L’Édito

Tous les coups ne se rendent pas

Mali – France, énième round. En boxe, il est de coutume de rendre les coups, c’est même le principe, de frapper fort, pour mettre K.O son adversaire. Mais la boxe, comme tout sport, n’est pas que physique, il faut aussi une dose de tactique. Cette étude qui permet de distinguer le moment de porter les coups et qui montre comme évidence que tous les coups ne se rendent pas et que, dans une longue bataille, mieux vaut garder certains uppercuts pour le bon moment. Alors oui, cela ne plaît ni au public ni aux promoteurs, pour lesquels le fight incessant est rentable, mais le boxeur qui se laisse porter par la clameur populaire, oubliant d’écouter les raisons que lui imposent son cœur, se fera du mal.
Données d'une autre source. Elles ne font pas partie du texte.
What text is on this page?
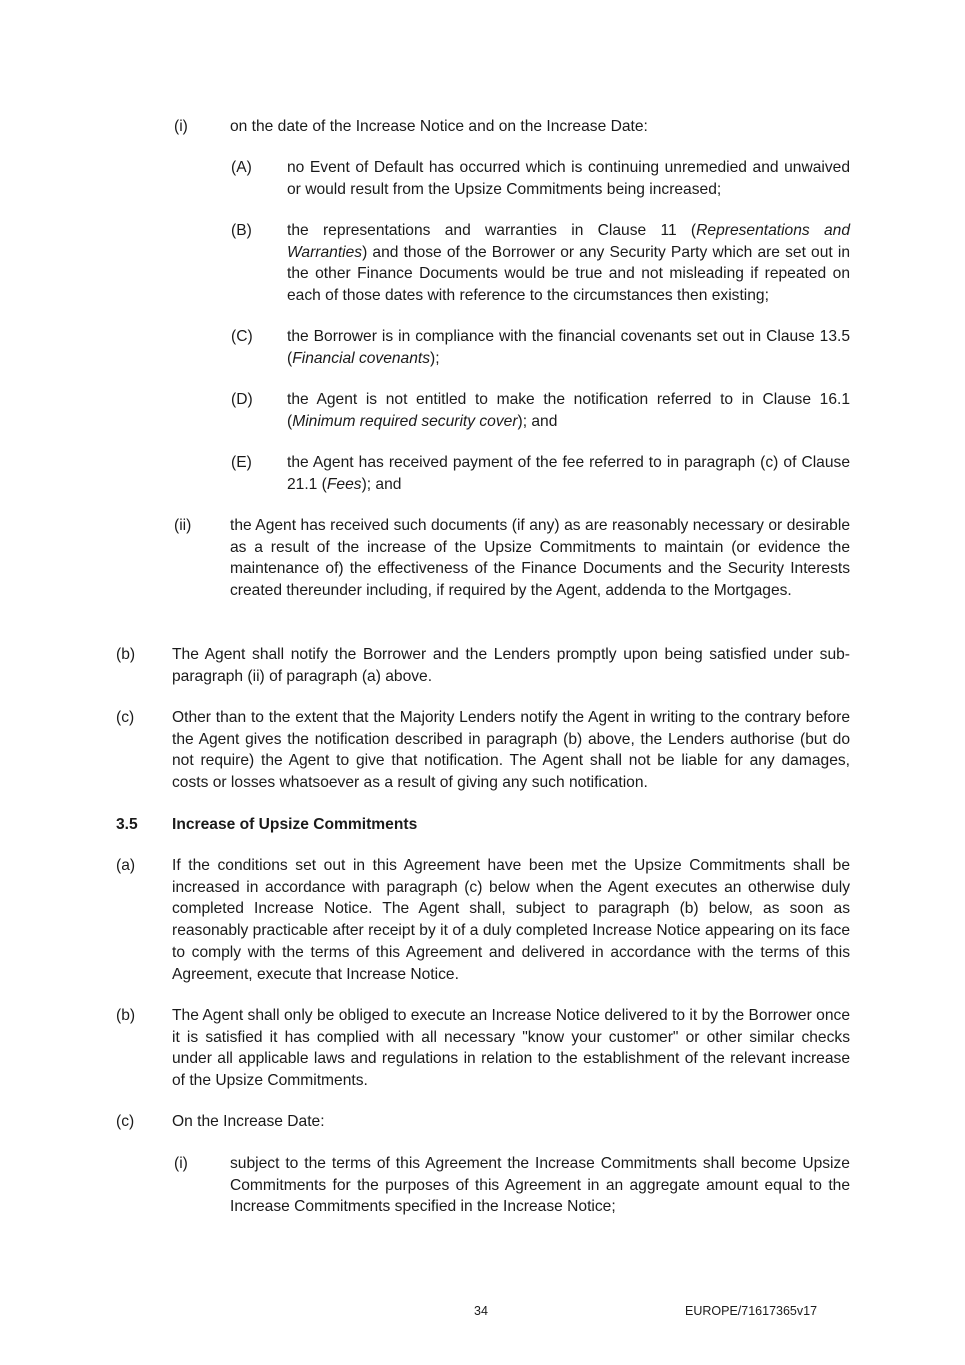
(i)	on the date of the Increase Notice and on the Increase Date:
(A) no Event of Default has occurred which is continuing unremedied and unwaived or would result from the Upsize Commitments being increased;
(B) the representations and warranties in Clause 11 (Representations and Warranties) and those of the Borrower or any Security Party which are set out in the other Finance Documents would be true and not misleading if repeated on each of those dates with reference to the circumstances then existing;
(C) the Borrower is in compliance with the financial covenants set out in Clause 13.5 (Financial covenants);
(D) the Agent is not entitled to make the notification referred to in Clause 16.1 (Minimum required security cover); and
(E) the Agent has received payment of the fee referred to in paragraph (c) of Clause 21.1 (Fees); and
(ii) the Agent has received such documents (if any) as are reasonably necessary or desirable as a result of the increase of the Upsize Commitments to maintain (or evidence the maintenance of) the effectiveness of the Finance Documents and the Security Interests created thereunder including, if required by the Agent, addenda to the Mortgages.
(b) The Agent shall notify the Borrower and the Lenders promptly upon being satisfied under sub-paragraph (ii) of paragraph (a) above.
(c) Other than to the extent that the Majority Lenders notify the Agent in writing to the contrary before the Agent gives the notification described in paragraph (b) above, the Lenders authorise (but do not require) the Agent to give that notification. The Agent shall not be liable for any damages, costs or losses whatsoever as a result of giving any such notification.
3.5 Increase of Upsize Commitments
(a) If the conditions set out in this Agreement have been met the Upsize Commitments shall be increased in accordance with paragraph (c) below when the Agent executes an otherwise duly completed Increase Notice. The Agent shall, subject to paragraph (b) below, as soon as reasonably practicable after receipt by it of a duly completed Increase Notice appearing on its face to comply with the terms of this Agreement and delivered in accordance with the terms of this Agreement, execute that Increase Notice.
(b) The Agent shall only be obliged to execute an Increase Notice delivered to it by the Borrower once it is satisfied it has complied with all necessary "know your customer" or other similar checks under all applicable laws and regulations in relation to the establishment of the relevant increase of the Upsize Commitments.
(c) On the Increase Date:
(i)	subject to the terms of this Agreement the Increase Commitments shall become Upsize Commitments for the purposes of this Agreement in an aggregate amount equal to the Increase Commitments specified in the Increase Notice;
34	EUROPE/71617365v17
Et également à son coin, notamment à son staff, qui assistera impuissant à sa défaite, et à sa famille, inquiète de son état de santé. Sa fanbase, active sur les réseaux sociaux, pourrait également un peu se détourner après que son challenger, très bravache en dehors, n’ait pu tenir la distance face à un adversaire sur le papier plus grand, plus expérimenté, avec de meilleures statistiques et plus de moyens. Un combat de boxe a aussi besoin de show en dehors pour se vendre, pour en faire un match attractif. Mais cette course à l’attractivité ne doit pas faire oublier un élément de base : « la loi du plus fort est la meilleure ». C’est d’ailleurs la seule qui vaille, même si le « petit » peut quelque peu titiller les chevilles du géant en espérant le gong pour le tirer d’un mauvais enchaînement. Et, dans une hypothétique version lointaine où la victoire ne serait par un K.O brutal ou technique, les juges donneront les points en majorité au géant. Simplement parce que c’est comme cela que ça fonctionne.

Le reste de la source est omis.